Contra expectativas e previsões, mais uma vez o Brasil surpreende. A população brasileira vive nos últimos dois anos um boom de interesse por ciência, ocasionado pela pandemia e seus efeitos. Apesar de sermos uma sociedade desigual e apenas 5% da população ter curso superior concluído, a maioria apoia e quer conhecer mais a ciência. A eleição presidencial de 2018 foi combustível para a indústria de fake news e deu força a discursos que negam ou distorcem a realidade e as evidências científicas e históricas. Naquele momento, parecia que entraríamos fundo em uma fase de obscurantismo.

Mas a história deu sua volta, diante da tragédia imposta pela gestão do governo federal diante do coronavírus, a mobilização foi em sentido contrário. A sociedade brasileira, majoritariamente, reagiu ao negacionismo, impulsionada pela necessidade de lutar contra a pandemia, procurar informação confiável e defender a vida. Com o auxílio de cientistas, mídia e movimentos pela vida, vimos aumentar o interesse sobre ciência, universidades e institutos que produzem conhecimento.
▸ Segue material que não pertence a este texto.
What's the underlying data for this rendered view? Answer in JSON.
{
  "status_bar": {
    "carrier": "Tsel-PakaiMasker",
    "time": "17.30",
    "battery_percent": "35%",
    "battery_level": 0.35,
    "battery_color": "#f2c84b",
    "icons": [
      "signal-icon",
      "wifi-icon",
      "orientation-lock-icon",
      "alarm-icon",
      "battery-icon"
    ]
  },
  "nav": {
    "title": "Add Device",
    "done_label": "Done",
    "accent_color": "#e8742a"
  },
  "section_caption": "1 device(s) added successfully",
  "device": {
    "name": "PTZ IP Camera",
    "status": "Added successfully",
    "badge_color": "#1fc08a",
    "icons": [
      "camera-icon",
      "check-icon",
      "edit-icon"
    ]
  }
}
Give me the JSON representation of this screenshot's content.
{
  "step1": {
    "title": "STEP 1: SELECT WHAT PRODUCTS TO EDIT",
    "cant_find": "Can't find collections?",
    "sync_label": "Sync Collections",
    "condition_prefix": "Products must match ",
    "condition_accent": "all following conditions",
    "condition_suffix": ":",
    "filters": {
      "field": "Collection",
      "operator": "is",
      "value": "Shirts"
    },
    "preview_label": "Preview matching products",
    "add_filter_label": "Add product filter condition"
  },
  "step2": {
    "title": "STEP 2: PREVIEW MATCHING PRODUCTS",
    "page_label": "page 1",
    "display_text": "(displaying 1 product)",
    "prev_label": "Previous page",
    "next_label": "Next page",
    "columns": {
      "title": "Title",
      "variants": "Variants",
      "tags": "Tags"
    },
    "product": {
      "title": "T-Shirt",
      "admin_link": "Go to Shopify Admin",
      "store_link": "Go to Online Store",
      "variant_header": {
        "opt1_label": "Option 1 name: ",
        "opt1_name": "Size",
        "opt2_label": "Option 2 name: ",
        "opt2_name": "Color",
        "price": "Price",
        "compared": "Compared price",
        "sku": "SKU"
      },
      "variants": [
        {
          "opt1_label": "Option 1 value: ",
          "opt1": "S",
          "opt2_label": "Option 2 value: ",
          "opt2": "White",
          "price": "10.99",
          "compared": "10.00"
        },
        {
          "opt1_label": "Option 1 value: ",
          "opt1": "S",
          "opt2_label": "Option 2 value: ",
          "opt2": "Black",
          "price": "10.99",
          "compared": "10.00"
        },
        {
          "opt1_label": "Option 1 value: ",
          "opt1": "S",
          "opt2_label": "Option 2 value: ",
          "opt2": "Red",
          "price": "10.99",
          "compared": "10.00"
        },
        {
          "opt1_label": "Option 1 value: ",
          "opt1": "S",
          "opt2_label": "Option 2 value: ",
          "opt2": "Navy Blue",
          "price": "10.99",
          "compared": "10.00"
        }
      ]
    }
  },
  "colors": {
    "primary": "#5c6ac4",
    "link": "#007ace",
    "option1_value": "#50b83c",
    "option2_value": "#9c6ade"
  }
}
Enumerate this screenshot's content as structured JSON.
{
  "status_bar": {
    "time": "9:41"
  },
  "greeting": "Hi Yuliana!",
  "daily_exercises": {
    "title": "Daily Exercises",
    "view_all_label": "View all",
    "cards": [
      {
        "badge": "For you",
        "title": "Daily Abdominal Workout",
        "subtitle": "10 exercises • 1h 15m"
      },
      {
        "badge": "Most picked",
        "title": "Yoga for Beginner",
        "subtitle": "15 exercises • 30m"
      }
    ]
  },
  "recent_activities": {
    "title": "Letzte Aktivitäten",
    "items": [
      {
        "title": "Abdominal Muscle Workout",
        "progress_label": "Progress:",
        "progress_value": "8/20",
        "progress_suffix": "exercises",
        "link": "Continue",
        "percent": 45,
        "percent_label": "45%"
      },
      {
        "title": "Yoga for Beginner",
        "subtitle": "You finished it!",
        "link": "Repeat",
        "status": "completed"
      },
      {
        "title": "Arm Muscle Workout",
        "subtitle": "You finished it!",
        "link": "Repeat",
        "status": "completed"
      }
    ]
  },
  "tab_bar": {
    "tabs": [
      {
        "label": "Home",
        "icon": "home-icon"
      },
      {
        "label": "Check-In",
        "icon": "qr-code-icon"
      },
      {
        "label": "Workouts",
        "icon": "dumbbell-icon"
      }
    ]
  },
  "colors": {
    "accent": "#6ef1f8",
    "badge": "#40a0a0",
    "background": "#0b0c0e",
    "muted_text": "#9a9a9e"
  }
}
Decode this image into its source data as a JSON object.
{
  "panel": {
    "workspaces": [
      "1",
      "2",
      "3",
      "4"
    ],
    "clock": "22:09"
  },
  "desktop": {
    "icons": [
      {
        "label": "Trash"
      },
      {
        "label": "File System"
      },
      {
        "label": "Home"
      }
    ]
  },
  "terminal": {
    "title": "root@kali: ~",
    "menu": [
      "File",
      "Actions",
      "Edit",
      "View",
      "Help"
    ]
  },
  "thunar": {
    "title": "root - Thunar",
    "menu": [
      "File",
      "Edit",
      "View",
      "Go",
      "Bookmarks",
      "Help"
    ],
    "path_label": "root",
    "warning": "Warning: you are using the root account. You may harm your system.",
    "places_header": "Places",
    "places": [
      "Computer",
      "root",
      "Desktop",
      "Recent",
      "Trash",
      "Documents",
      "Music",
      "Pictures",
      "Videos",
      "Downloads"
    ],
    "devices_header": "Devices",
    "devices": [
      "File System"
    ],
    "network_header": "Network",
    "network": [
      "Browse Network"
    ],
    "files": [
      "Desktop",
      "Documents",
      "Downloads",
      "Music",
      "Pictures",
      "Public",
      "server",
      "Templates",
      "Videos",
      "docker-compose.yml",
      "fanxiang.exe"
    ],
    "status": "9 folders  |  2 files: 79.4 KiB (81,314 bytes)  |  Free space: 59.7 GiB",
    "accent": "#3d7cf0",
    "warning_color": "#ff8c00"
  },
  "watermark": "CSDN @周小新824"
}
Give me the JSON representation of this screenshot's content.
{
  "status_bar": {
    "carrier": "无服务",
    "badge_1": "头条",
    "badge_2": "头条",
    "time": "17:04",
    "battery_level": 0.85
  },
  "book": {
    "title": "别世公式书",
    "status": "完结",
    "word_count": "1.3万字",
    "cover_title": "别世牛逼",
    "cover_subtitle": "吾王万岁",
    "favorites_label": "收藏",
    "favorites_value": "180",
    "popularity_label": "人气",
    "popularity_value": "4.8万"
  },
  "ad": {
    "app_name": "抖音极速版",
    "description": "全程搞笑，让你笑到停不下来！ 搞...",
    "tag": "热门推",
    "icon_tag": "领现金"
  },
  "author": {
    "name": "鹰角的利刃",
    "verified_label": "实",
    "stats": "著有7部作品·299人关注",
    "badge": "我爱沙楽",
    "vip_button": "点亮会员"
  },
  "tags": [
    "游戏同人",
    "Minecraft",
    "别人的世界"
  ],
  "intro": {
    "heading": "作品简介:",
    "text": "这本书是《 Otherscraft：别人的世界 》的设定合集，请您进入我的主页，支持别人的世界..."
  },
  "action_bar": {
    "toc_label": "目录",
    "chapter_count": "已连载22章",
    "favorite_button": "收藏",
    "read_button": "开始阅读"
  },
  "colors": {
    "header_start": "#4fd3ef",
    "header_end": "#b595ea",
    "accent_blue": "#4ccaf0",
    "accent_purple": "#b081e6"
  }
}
Foi neste contexto que instituímos o SoU_Ciência. Um centro que congrega pesquisadores e cujas atividades estão voltadas para dialogar com a sociedade sobre a política científica e de educação superior, em especial sobre o que fazem as universidades públicas, que no Brasil são responsáveis por mais de 90% da produção de conhecimento e abrigam 8 entre 10 pesquisadores em nosso país. Em curto período de atuação, fizemos levantamentos de opinião pública, em parceria com o instituto Ideia Big Data, além de análises das mídias sociais, grupos focais e notícias. Descobrimos que o Brasil tem 94,5% da população a favor da vacinação contra Covid-19, e que a campanha antivacina liderada pelo próprio Presidente, tem apoio de apenas 5,5%. O que faz o nosso país ser diferente de países da Europa e dos EUA, onde os movimentos anti-vaxsão muito maiores, ainda podemos estudar. Certamente, a tradição em vacinações obtida pelo Plano Nacional de Imunizações (PNI), além do Sistema Único de Saúde (SUS), são fatores determinantes.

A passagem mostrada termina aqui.